Quali strumenti si possono usare per svolgere un’adeguata CTU?
Le indicazioni delineate dal Protocollo di Milano sono utili al consulente affinché quest’ultimo possa all’interno dell’iter valutativo della consulenza tecnica d’ufficio aver ben chiaro i punti da esplorare attraverso i colloqui con i membri del nucleo familiare. La CTU infatti attraverso l’utilizzo di vari strumenti psicodiagnostici tra cui il colloquio clinico e soprattutto i test psicologici (test di Rorschach, MMPI-2, ecc.) , strumenti d’indagine per eccellenza che sarebbe opportuno venissero somministrati da uno psicologo ausiliario del CTU.
La somministrazione di test psicologici è di supporto all’anamnesi clinica che rimane sempre lo strumento d’indagine per eccellenza. Essi mettono in evidenza le caratteristiche di personalità del soggetto, verificano la presenza o meno di indicatori patologici e permettono al CTU di definire in modo oggettivo lo stato attuale del nucleo familiare, i punti di forza e di debolezza, la presenza di eventuali situazioni di pregiudizio per i minori coinvolti.
Quali sono le diverse fasi di una Consulenza Tecnica d’Ufficio?

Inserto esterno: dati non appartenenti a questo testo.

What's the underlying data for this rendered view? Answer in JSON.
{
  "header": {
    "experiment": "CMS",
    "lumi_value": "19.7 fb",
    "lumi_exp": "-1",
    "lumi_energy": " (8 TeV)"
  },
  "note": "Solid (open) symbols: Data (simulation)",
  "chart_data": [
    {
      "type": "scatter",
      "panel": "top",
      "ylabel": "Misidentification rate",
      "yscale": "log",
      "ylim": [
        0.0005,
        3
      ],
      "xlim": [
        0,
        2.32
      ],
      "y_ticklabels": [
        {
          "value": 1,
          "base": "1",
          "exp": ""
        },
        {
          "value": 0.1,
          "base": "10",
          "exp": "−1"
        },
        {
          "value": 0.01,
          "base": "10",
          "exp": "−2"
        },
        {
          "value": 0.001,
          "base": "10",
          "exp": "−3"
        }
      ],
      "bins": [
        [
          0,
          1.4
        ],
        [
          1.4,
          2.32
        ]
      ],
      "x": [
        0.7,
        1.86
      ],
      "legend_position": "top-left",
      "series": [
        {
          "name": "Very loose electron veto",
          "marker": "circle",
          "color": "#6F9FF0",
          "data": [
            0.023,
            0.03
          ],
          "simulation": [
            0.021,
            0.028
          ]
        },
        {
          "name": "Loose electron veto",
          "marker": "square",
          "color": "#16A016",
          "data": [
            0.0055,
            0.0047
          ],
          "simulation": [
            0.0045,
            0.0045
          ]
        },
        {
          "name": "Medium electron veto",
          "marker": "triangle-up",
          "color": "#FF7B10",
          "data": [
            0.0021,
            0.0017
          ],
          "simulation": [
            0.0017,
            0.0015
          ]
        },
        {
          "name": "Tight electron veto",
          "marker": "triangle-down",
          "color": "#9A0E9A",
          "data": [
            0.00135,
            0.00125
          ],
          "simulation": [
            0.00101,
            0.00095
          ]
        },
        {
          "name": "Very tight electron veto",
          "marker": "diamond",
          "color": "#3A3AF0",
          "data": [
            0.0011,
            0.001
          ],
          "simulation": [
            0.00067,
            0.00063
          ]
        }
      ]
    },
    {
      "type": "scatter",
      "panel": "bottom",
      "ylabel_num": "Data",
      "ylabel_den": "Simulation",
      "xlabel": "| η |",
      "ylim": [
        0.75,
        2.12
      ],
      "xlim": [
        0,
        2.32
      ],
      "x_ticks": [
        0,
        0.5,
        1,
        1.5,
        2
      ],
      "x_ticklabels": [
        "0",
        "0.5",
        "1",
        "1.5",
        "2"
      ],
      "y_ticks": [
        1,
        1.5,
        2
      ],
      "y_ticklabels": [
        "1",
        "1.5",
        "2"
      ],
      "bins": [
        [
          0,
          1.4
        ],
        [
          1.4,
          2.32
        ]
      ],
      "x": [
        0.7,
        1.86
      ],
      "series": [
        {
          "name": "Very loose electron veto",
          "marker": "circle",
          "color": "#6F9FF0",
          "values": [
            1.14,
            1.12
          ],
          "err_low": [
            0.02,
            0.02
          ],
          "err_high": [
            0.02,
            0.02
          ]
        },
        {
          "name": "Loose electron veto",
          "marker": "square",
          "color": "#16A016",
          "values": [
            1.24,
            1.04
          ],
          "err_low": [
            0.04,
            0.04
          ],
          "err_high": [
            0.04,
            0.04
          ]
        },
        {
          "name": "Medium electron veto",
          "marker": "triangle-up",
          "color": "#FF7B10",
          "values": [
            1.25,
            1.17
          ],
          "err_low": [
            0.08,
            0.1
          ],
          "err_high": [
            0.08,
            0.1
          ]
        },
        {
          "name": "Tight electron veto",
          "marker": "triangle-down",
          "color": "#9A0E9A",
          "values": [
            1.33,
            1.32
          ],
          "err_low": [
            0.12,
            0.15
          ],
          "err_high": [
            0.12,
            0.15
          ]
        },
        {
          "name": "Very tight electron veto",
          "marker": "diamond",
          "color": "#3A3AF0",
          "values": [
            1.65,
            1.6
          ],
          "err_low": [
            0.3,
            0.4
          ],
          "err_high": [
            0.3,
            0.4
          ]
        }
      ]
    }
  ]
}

Volendo delineare per sommi capi le fasi principali che caratterizzano lo svolgimento di una consulenza tecnica d’ufficio nel caso dell’affidamento del minore in situazioni separative conflittuali è possibile rintracciare una fase iniziale nella quale il CTU viene investito dal giudice di tale incarico, a cui segue il giuramento e il primo incontro con le parti dove il consulente ha modo di conoscere per la prima volta la coppia genitoriale. Posto che vi sia un clima di serena collaborazione anche con gli eventuali Consulenti Tecnici di Parte (CTP), vengono stabilite le modalità dei colloqui che si terranno con i coniugi. vi saranno infatti colloqui con i singoli genitori, con la coppia genitoriale sul figlio, con il figlio singolarmente e congiuntamente con i genitori.
Il consulente quindi dopo aver studiato tutti gli atti del procedimento giudiziario prima, si appresta a dare inizio al proprio lavoro utilizzando la metodologia che ritiene più opportuna, ma soprattutto conservando la propria autonomia professionale.